Challenges we ran into

Since our problem space was situated in the disease screening niche of neuroscience, our primary challenges were obtaining several sources of academic literature to support our proposed solution. After extensive searching and discussion with experienced specialists, our next challenge occurred with the implementation of the openBCI which was a tool that none of us were familiar with. Finally, the last challenge we ran into was when we were creating the Python script which required a lot of troubleshooting. This is because the computations we ran were complex, and the signal processing aspect needed to be accurate to ensure that the data was being properly filtered. To ensure that our calculations were correct, we also used other websites and handwritten calculations of sample data to verify our code.

Accomplishments that we're proud of

We are very proud of integrating both hardware and software components into our final product. Additionally, we're excited at the success observed in computing our metrics which required a lot of software debugging and research. Finally, we're proud that our product is lightweight, computationally fast, and visually appealing and intuitive for the user.

What we learned

We learned hands-on skills related to hardware in terms of assembling circuit boards together, installing necessary drivers and software development kits, working with electrodes and wires. Software skills learned included Python which entailed new libraries like MNE and Scipy which we were initially unaware of. Additionally, we learned more about Alzheimer's disease, other studies, the idea behind our proposed metrics. Finally, a very important skill of researching scientific literature, properly analyzing sources, reviewing procedure methodologically, and proper data collection protocols were also learned.

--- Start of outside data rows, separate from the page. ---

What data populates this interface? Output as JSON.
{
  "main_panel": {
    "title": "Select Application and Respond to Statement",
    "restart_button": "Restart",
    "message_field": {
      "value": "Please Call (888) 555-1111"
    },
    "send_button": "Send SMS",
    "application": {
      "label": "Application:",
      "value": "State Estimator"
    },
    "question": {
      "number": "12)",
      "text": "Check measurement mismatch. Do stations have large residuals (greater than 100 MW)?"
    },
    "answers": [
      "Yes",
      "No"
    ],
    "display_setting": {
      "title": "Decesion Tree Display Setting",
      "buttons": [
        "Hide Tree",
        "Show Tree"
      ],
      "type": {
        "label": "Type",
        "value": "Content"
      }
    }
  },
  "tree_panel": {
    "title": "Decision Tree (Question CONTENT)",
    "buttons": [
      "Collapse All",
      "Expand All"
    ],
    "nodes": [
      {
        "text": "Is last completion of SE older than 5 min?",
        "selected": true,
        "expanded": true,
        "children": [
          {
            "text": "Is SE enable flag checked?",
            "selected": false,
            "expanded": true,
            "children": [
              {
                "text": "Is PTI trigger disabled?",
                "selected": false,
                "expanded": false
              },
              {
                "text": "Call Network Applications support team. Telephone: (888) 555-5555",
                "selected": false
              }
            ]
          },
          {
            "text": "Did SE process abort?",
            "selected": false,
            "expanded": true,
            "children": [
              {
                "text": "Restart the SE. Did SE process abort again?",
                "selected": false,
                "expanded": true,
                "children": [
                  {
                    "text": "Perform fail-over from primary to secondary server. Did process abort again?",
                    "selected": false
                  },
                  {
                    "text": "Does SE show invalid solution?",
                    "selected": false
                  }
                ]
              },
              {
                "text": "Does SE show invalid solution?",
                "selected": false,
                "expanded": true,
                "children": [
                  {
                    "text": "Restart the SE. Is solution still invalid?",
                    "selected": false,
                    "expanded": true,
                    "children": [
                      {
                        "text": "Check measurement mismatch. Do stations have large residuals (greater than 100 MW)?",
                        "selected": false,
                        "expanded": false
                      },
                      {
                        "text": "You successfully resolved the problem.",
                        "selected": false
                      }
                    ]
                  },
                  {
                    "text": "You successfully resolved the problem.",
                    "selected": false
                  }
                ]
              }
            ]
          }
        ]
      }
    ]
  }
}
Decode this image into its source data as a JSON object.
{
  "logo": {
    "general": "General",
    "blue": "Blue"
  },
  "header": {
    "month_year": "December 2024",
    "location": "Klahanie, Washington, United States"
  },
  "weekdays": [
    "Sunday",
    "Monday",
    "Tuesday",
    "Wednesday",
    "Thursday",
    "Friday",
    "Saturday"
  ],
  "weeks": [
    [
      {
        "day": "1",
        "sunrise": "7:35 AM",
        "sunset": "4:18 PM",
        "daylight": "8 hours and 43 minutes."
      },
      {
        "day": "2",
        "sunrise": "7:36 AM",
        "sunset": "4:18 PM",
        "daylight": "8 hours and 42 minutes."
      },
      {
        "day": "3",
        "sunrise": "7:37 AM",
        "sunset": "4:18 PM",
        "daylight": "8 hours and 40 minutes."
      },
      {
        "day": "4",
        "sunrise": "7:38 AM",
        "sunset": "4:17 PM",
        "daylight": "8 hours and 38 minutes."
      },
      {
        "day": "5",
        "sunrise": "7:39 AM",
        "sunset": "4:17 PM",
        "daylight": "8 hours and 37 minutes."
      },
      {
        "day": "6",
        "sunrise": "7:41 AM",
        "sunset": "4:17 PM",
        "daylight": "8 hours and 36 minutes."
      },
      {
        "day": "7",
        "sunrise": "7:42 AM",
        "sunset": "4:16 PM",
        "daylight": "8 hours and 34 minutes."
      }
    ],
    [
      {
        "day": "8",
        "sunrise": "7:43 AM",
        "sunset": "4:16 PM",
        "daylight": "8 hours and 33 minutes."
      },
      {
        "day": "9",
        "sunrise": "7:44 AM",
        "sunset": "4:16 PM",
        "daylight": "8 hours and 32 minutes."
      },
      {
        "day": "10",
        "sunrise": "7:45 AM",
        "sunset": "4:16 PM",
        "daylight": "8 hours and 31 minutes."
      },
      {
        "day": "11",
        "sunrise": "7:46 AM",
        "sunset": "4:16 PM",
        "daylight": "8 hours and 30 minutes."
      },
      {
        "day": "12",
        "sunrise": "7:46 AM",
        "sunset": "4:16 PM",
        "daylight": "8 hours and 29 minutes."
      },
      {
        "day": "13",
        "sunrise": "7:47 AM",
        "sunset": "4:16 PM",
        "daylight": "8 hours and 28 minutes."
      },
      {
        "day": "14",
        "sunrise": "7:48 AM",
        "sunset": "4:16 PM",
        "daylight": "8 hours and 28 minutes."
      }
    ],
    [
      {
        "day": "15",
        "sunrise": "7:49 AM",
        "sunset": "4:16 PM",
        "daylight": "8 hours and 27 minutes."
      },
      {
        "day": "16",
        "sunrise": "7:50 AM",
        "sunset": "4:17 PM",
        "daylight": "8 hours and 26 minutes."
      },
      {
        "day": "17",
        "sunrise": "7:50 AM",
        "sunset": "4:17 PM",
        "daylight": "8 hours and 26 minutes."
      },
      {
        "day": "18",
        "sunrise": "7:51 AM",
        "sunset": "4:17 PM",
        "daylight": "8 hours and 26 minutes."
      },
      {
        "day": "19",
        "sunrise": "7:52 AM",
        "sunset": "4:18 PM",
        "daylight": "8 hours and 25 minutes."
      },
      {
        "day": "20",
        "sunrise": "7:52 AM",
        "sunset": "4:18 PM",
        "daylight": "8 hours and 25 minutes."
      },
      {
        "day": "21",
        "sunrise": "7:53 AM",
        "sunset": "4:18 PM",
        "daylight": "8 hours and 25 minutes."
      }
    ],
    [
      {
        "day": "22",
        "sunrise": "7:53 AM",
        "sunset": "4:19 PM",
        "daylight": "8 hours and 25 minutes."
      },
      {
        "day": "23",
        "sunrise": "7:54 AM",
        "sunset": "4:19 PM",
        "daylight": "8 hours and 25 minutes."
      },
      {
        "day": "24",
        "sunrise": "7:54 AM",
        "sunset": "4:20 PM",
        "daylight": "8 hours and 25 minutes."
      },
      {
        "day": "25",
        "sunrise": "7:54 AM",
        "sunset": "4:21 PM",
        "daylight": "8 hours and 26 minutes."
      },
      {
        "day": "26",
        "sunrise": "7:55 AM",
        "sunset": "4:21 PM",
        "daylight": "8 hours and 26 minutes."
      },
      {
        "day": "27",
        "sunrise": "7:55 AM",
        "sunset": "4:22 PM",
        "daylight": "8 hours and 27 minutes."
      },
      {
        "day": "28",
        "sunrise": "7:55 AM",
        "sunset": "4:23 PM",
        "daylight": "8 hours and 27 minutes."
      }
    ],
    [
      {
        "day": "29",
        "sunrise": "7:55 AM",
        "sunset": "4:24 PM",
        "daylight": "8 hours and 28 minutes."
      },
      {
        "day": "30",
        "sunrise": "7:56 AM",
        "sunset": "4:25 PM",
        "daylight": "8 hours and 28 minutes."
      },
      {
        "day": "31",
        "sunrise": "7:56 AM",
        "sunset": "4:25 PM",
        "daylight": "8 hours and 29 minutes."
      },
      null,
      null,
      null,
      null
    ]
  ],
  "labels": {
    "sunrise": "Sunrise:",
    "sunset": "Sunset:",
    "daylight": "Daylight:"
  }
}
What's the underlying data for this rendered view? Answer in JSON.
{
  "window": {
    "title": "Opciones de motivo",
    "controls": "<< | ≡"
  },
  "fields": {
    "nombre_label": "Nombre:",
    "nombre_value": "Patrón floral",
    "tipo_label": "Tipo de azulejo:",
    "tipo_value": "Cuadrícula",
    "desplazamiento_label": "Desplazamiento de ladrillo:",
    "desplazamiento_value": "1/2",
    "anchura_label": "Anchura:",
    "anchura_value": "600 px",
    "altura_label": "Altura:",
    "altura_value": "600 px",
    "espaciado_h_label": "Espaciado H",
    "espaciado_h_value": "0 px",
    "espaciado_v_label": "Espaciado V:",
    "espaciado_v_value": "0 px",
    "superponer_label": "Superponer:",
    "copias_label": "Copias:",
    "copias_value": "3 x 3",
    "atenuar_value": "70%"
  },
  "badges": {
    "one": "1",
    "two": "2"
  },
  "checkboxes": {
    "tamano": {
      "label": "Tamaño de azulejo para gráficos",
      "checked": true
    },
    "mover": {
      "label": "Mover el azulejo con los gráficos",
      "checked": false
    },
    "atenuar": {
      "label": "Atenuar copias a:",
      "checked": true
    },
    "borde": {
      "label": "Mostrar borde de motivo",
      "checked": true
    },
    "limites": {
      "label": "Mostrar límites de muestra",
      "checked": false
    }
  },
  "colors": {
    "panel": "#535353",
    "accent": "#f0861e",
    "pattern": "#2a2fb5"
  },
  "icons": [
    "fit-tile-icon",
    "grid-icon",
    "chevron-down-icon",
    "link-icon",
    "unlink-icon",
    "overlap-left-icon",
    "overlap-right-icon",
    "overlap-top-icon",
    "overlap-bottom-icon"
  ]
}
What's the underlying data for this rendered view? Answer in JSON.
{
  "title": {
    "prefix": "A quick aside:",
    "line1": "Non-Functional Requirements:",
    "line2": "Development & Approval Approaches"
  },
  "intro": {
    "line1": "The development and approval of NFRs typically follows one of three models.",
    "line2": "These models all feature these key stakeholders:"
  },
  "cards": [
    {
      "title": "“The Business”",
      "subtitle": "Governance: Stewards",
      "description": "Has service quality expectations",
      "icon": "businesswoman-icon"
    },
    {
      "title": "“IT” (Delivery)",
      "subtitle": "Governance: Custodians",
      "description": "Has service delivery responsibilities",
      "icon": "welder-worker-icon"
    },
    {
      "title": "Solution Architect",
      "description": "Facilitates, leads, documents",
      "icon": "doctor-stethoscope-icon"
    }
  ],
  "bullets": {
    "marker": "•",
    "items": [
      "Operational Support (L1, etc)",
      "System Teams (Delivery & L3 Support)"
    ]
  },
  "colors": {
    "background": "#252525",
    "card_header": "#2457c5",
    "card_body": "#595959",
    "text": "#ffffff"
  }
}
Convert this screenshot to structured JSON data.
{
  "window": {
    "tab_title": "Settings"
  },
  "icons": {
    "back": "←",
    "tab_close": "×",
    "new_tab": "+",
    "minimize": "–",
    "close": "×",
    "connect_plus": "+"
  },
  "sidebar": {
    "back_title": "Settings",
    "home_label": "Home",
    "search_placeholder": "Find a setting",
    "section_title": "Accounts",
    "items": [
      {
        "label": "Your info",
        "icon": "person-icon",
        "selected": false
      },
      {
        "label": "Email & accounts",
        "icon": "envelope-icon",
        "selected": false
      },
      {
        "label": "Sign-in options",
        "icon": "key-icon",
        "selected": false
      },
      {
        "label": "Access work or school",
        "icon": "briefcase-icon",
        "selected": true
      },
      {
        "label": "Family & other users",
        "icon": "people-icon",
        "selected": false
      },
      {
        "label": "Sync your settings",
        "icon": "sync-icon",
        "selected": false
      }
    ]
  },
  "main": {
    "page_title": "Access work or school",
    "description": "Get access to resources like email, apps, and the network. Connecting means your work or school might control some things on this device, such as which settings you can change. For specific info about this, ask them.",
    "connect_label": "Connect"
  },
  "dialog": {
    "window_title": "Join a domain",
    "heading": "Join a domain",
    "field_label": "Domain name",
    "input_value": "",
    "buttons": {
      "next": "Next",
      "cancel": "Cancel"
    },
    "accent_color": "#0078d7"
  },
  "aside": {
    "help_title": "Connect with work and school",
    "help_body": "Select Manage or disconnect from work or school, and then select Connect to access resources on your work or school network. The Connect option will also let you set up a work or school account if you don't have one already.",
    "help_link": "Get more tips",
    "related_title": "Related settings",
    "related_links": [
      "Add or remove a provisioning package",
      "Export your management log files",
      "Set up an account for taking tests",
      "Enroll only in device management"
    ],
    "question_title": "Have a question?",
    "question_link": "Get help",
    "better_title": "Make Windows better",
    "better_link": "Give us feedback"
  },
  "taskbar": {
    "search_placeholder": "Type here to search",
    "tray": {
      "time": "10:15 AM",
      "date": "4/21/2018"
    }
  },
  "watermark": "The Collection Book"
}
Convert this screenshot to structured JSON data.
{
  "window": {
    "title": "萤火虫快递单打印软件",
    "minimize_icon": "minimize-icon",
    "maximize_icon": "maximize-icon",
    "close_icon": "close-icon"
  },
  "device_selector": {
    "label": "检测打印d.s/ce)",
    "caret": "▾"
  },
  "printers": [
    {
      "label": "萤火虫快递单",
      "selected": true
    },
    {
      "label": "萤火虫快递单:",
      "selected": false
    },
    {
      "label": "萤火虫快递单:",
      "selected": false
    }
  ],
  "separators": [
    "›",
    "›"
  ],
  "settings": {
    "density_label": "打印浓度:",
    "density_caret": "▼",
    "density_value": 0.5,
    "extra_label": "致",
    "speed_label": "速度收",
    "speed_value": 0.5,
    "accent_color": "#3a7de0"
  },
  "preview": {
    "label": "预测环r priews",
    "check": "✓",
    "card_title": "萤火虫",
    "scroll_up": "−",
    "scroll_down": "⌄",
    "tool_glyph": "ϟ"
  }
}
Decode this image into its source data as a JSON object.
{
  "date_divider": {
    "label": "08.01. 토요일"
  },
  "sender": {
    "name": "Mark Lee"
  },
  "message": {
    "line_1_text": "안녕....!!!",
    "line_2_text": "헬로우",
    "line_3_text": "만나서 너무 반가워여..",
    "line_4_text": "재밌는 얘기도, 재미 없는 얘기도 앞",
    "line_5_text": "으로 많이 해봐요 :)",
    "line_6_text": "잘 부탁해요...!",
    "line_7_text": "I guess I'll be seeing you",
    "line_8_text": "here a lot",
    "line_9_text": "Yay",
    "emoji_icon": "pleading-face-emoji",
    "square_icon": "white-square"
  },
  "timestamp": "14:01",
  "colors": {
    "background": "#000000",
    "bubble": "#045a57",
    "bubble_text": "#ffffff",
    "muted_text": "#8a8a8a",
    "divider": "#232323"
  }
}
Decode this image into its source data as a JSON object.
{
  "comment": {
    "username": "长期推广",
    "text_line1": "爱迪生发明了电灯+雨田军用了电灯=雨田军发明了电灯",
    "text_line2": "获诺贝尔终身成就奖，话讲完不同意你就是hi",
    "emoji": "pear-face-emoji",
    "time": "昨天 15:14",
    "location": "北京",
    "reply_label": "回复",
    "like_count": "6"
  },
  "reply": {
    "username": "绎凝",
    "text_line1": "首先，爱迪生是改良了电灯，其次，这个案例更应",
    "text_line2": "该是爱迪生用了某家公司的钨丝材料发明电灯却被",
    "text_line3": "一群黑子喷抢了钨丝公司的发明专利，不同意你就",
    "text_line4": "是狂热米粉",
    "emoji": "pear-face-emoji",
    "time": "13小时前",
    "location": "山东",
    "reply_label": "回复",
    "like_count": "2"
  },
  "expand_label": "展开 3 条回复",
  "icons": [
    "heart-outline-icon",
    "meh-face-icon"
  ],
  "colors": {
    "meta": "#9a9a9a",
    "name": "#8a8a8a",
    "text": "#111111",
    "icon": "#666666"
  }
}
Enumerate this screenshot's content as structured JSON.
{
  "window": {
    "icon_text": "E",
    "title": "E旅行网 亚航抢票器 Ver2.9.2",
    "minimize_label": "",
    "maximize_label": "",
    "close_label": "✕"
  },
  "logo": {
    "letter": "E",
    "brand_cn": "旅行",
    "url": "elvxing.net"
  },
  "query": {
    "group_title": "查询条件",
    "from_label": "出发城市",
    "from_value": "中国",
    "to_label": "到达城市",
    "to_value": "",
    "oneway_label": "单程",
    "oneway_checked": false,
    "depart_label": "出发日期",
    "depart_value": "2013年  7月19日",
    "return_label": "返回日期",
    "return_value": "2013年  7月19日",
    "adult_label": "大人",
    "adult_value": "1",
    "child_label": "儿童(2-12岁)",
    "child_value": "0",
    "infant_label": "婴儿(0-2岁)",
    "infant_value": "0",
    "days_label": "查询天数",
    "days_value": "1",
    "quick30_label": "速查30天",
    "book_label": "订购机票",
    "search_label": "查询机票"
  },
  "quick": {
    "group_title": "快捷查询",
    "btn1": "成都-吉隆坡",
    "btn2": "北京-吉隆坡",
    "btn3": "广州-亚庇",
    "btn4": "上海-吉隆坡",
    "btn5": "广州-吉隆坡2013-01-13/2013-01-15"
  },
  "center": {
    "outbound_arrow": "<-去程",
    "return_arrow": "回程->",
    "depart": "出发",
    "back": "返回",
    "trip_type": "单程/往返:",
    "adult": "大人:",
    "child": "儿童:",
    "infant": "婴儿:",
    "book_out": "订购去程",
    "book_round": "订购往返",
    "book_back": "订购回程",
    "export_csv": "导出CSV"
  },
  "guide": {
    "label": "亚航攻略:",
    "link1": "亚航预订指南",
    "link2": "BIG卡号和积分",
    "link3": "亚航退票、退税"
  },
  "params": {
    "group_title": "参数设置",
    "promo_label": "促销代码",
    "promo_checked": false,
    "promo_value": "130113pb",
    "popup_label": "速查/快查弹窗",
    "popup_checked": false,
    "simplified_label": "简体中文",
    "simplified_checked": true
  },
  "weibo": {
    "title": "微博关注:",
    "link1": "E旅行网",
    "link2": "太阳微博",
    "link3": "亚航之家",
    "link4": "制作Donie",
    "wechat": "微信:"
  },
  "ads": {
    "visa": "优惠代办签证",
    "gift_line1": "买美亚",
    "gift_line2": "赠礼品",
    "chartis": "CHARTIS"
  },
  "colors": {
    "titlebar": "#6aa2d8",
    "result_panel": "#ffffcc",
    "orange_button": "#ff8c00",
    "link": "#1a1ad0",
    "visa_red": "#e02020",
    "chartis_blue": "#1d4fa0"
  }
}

What's next for Syne - Alzheimer's Detection Assistant

Future features for Syne include privacy & security features, EHRintegrations, EEG Training Modules for HCP's and ML-Driven Data Analysis which would generate even more meaningful insights, especially as more and more data is gathered and processed. Our market strategy for Syne would be to first focus on partnerships with small scale-AD focused providers in the US, where our platform could be used to routinely monitor aging patients for cognitive impairment, which will improve patient outcomes and will allow us to improve our data analysis methods. Once our model and techniques have been successfully developed to screen for cognitive impairment with extremely high reliability, we could scale across the US being more readily adopted by traditional providers, before attempting to enter international markets which abide by a myriad of rules and regulations.